With that setup out of the way, let me introduce the two new functions: sg_add_marker and sg_annotate. sg_add_marker adds a vertical, dotted line that spans the height of the graph and is placed at the designated spot on the x axis. You can add an optional label for the marker by specifying the y position, label text, color, size, space away from the line and how it’s aligned – start (left), center (middle), right (end). This is primarily useful for placing the label on either side of the line.

sg_annotate is for adding text anywhere on the streamgraph. The original use for it was to label streams, but you can use it any way you think would add meaning to your streamgraph. You can see them both in action below, where I plot the streamgraph for unemployment (%) for the selected states, then label the start of each recession since 1980 (with the peak national unemployment rate) with a marker and also label each stream:

streamgraph(some, "state", "unemployed_pct", "month") %>% sg_axis_x(tick_interval=10, tick_units = "year", tick_format="%Y") %>% sg_axis_y(0) %>% sg_add_marker(x=as.Date("1981-07-01"), "1981 (10.8%)", anchor="end") %>% sg_add_marker(x=as.Date("1990-07-01"), "1990 (7.8%)", anchor="start") %>% sg_add_marker(x=as.Date("2001-03-01"), "2001 (6.3%)", anchor="end") %>% sg_add_marker(x=as.Date("2007-12-01"), "2007 (10.1%)", anchor="end") %>% sg_annotate(label="Vermont", x=as.Date("1978-04-01"), y=0.6, color="#ffffff") %>% sg_annotate(label="Maine", x=as.Date("1978-03-01"), y=0.30, color="#ffffff") %>% sg_annotate(label="Nebraska", x=as.Date("1977-06-01"), y=0.41, color="#ffffff") %>% sg_annotate(label="Massachusetts", x=as.Date("1977-06-01"), y=0.36, color="#ffffff") %>% sg_annotate(label="New Hampshire", x=as.Date("1978-03-01"), y=0.435, color="#ffffff") %>% sg_annotate(label="California", x=as.Date("1978-02-01"), y=0.175, color="#ffffff") %>% sg_annotate(label="Rhode Island", x=as.Date("1977-11-01"), y=0.55, color="#ffffff") %>% sg_annotate(label="Ohio", x=as.Date("1978-06-01"), y=0.485, color="#ffffff") %>% sg_annotate(label="Connecticut", x=as.Date("1978-01-01"), y=0.235, color="#ffffff") %>% sg_fill_tableau() %>% sg_legend(show=TRUE)

Selected State Unemployment Figures Since 1976

I probably could have positioned the annotations a bit better, but this should be a good enough example to get the general idea. I may add an option to place the marker vertical lines behind streamgraph and will be adding some toggle options to the interactive version (to hide/show markers and/or annotations).

As usual, the package is up on github and a contiguous copy of the above snippets are in this gist.
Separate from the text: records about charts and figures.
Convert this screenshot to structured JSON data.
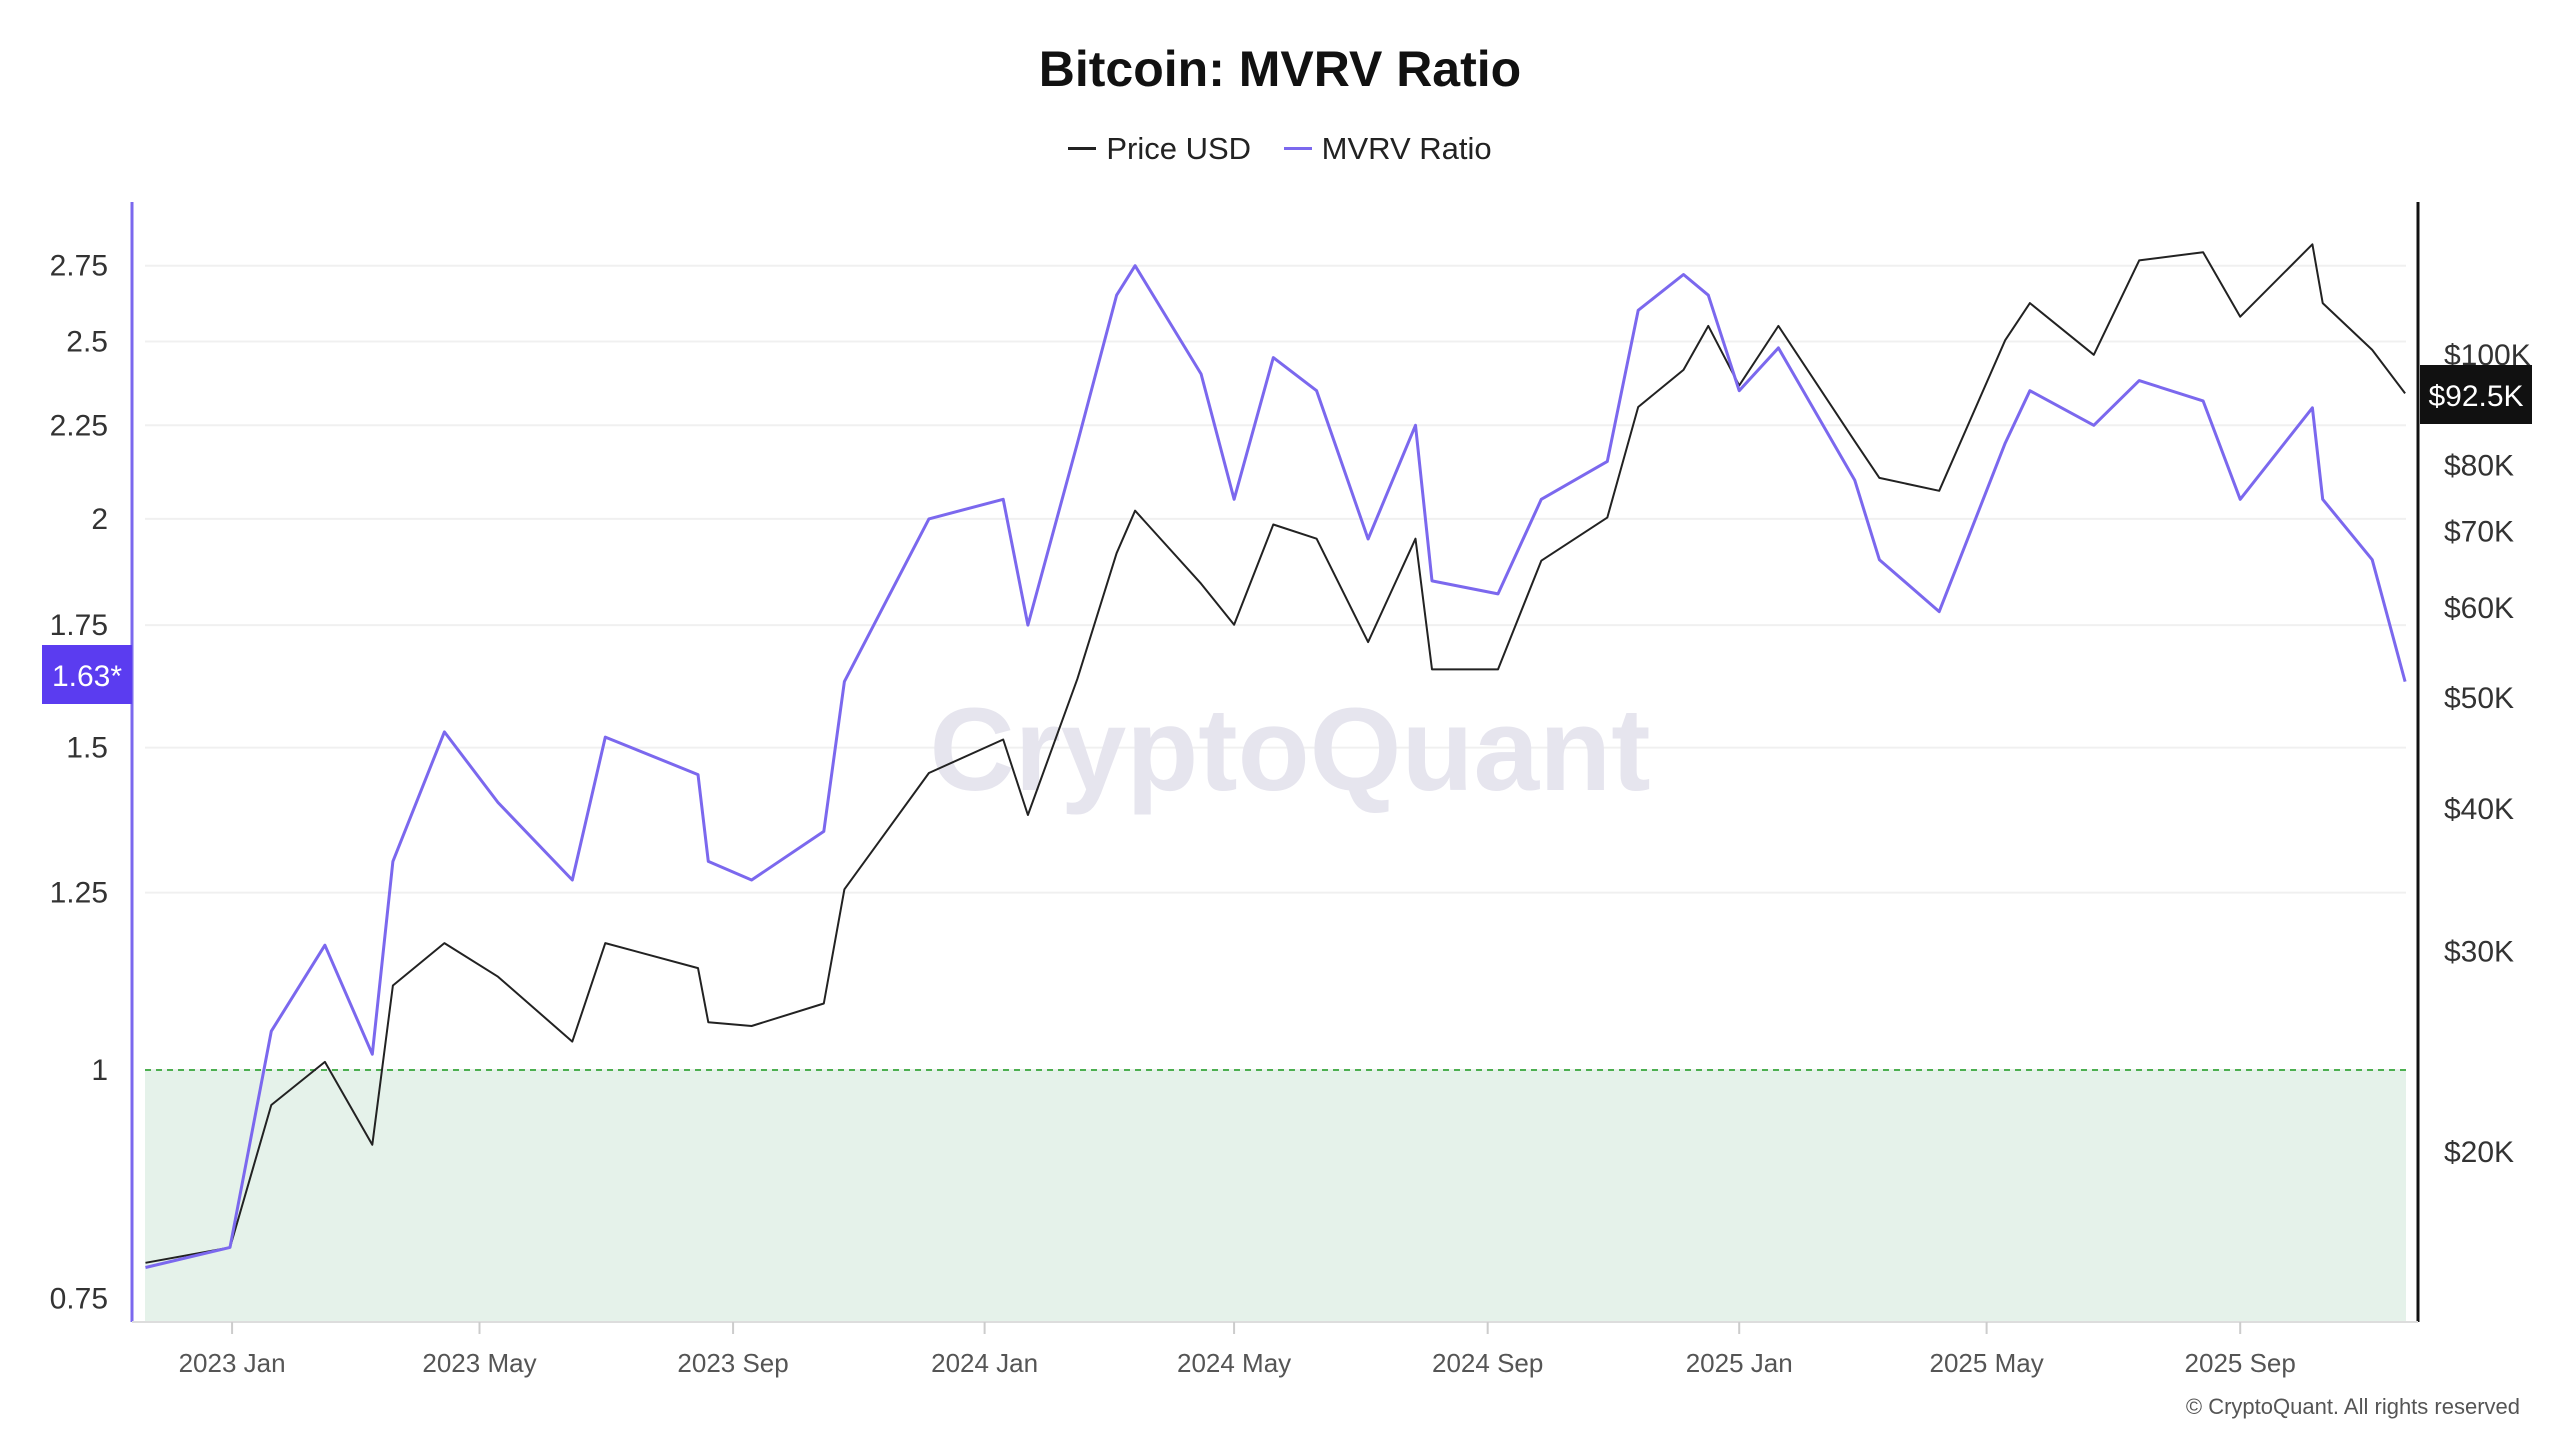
{
  "title": "Bitcoin: MVRV Ratio",
  "legend": [
    {
      "label": "Price USD",
      "color": "#222222"
    },
    {
      "label": "MVRV Ratio",
      "color": "#7b68ee"
    }
  ],
  "watermark": "CryptoQuant",
  "copyright": "© CryptoQuant. All rights reserved",
  "chart_data": {
    "type": "line",
    "title": "Bitcoin: MVRV Ratio",
    "x_ticks": [
      "2023 Jan",
      "2023 May",
      "2023 Sep",
      "2024 Jan",
      "2024 May",
      "2024 Sep",
      "2025 Jan",
      "2025 May",
      "2025 Sep"
    ],
    "x_tick_dates": [
      "2023-01-01",
      "2023-05-01",
      "2023-09-01",
      "2024-01-01",
      "2024-05-01",
      "2024-09-01",
      "2025-01-01",
      "2025-05-01",
      "2025-09-01"
    ],
    "left_axis": {
      "scale": "log",
      "ticks": [
        "0.75",
        "1",
        "1.25",
        "1.5",
        "1.75",
        "2",
        "2.25",
        "2.5",
        "2.75"
      ],
      "tick_values": [
        0.75,
        1,
        1.25,
        1.5,
        1.75,
        2,
        2.25,
        2.5,
        2.75
      ],
      "current_label": "1.63*",
      "current_value": 1.63,
      "current_color": "#5b3cf0"
    },
    "right_axis": {
      "scale": "log",
      "ticks": [
        "$20K",
        "$30K",
        "$40K",
        "$50K",
        "$60K",
        "$70K",
        "$80K",
        "$100K"
      ],
      "tick_values": [
        20000,
        30000,
        40000,
        50000,
        60000,
        70000,
        80000,
        100000
      ],
      "current_label": "$92.5K",
      "current_value": 92500
    },
    "threshold": {
      "value": 1,
      "zone": "below",
      "color": "#4caf50",
      "fill": "#e5f2ea"
    },
    "grid": "horizontal",
    "legend_position": "top",
    "dates": [
      "2022-11-20",
      "2022-12-31",
      "2023-01-20",
      "2023-02-15",
      "2023-03-10",
      "2023-03-20",
      "2023-04-14",
      "2023-05-10",
      "2023-06-15",
      "2023-07-01",
      "2023-08-15",
      "2023-08-20",
      "2023-09-10",
      "2023-10-15",
      "2023-10-25",
      "2023-12-05",
      "2024-01-10",
      "2024-01-22",
      "2024-02-15",
      "2024-03-05",
      "2024-03-14",
      "2024-04-15",
      "2024-05-01",
      "2024-05-20",
      "2024-06-10",
      "2024-07-05",
      "2024-07-28",
      "2024-08-05",
      "2024-09-06",
      "2024-09-27",
      "2024-10-29",
      "2024-11-13",
      "2024-12-05",
      "2024-12-17",
      "2025-01-01",
      "2025-01-20",
      "2025-02-26",
      "2025-03-10",
      "2025-04-08",
      "2025-05-10",
      "2025-05-22",
      "2025-06-22",
      "2025-07-14",
      "2025-08-14",
      "2025-09-01",
      "2025-10-06",
      "2025-10-11",
      "2025-11-04",
      "2025-11-20"
    ],
    "series": [
      {
        "name": "Price USD",
        "axis": "right",
        "color": "#222222",
        "values": [
          16000,
          16500,
          22000,
          24000,
          20300,
          28000,
          30500,
          28500,
          25000,
          30500,
          29000,
          26000,
          25800,
          27000,
          34000,
          43000,
          46000,
          39500,
          52000,
          67000,
          73000,
          63000,
          58000,
          71000,
          69000,
          56000,
          69000,
          53000,
          53000,
          66000,
          72000,
          90000,
          97000,
          106000,
          94000,
          106000,
          84000,
          78000,
          76000,
          103000,
          111000,
          100000,
          121000,
          123000,
          108000,
          125000,
          111000,
          101000,
          92500
        ]
      },
      {
        "name": "MVRV Ratio",
        "axis": "left",
        "color": "#7b68ee",
        "values": [
          0.78,
          0.8,
          1.05,
          1.17,
          1.02,
          1.3,
          1.53,
          1.4,
          1.27,
          1.52,
          1.45,
          1.3,
          1.27,
          1.35,
          1.63,
          2.0,
          2.05,
          1.75,
          2.2,
          2.65,
          2.75,
          2.4,
          2.05,
          2.45,
          2.35,
          1.95,
          2.25,
          1.85,
          1.82,
          2.05,
          2.15,
          2.6,
          2.72,
          2.65,
          2.35,
          2.48,
          2.1,
          1.9,
          1.78,
          2.2,
          2.35,
          2.25,
          2.38,
          2.32,
          2.05,
          2.3,
          2.05,
          1.9,
          1.63
        ]
      }
    ]
  }
}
Three final notes. First, I suggest enabling the y axis when you’re trying to figure out where the y position for a label should be (since the y axis range is calculated by the summed span of the data). Second, the x axis works with both dates and continuous values, but you need to match what you setup the streamgraph with. Finally, just a tip: I’ve found SVG Crowbar 2 to be super-helpful when I need to extract these streamgraphs out for non-interactive reproduction. Just yank the SVG out with it and hand it (or a converted form of it) to whomever is handling final production and they should be able to work with it.